Alerte à la hausse des primes d’assurance

De juillet 2020 à avril 2021, l’Autorité de contrôle prudentiel et de résolution (ACPR) a mené un exercice inédit de "stress test climatique "évaluant les risques financiers inhérents au sinistre naturel, dont la sécheresse, les inondations et les submersions marines, dans les secteurs bancaire et assurantiel. Selon l’étude, le coût des sinistres générés par l’augmentation de la fréquence des catastrophes naturelles pourra être multiplié par cinq ou par six entre 2020 et 2050 dans les départements les plus touchés.
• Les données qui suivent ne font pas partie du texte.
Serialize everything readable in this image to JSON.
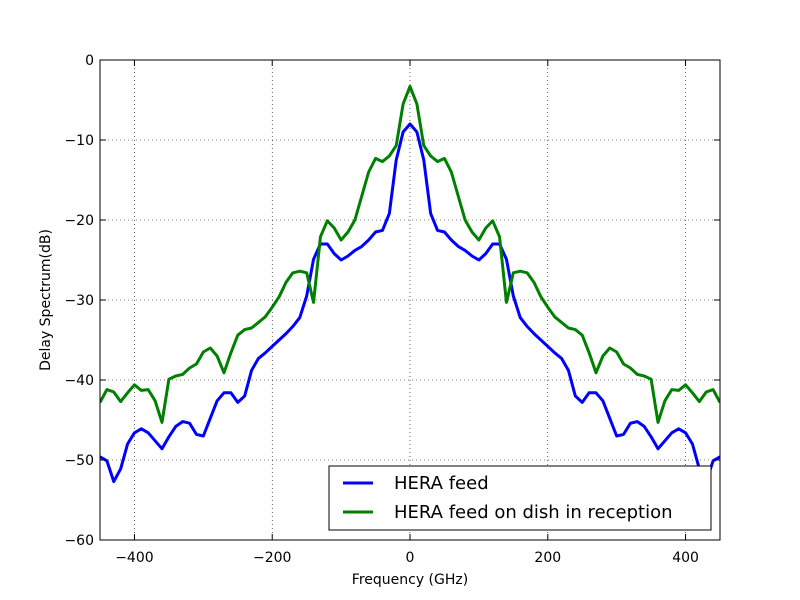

Un scénario probable comme l’illustre le dernier bilan annuel de la FFA qui révèle que le coût des sinistres climatiques dépasse encore 3 milliards d’euros en 2020. Plusieurs options ont ensuite été proposées aux assureurs sondés pour faire face à la hausse de sinistres environnementaux et des dommages financiers qui en résultent : une réallocation des portefeuilles dans des aires géographiques à faible risque, ou encore la révision de leurs programmes de réassurance. Le gendarme français de la finance tire alors la sonnette d’alarme, toutes ces options ont été écartées au profit de la hausse des primes d’assurance pouvant varier de 130 % à 200 % sur trente ans, soit une augmentation comprise entre 2,8 % et 3,7 % par an. Selon le rapport, "une telle progression dépasse la croissance du PIB de plus de 70 % sur la période de trente ans couverte par l’exercice ". Autrement dit, les consommateurs risqueraient de renoncer à leur couverture à l’avenir, n’ayant pas le budget suffisant pour assumer ces augmentations. Or l’assurance est vitale pour une entreprise dans sa reprise d’activité après avoir été frappée par un sinistre majeur.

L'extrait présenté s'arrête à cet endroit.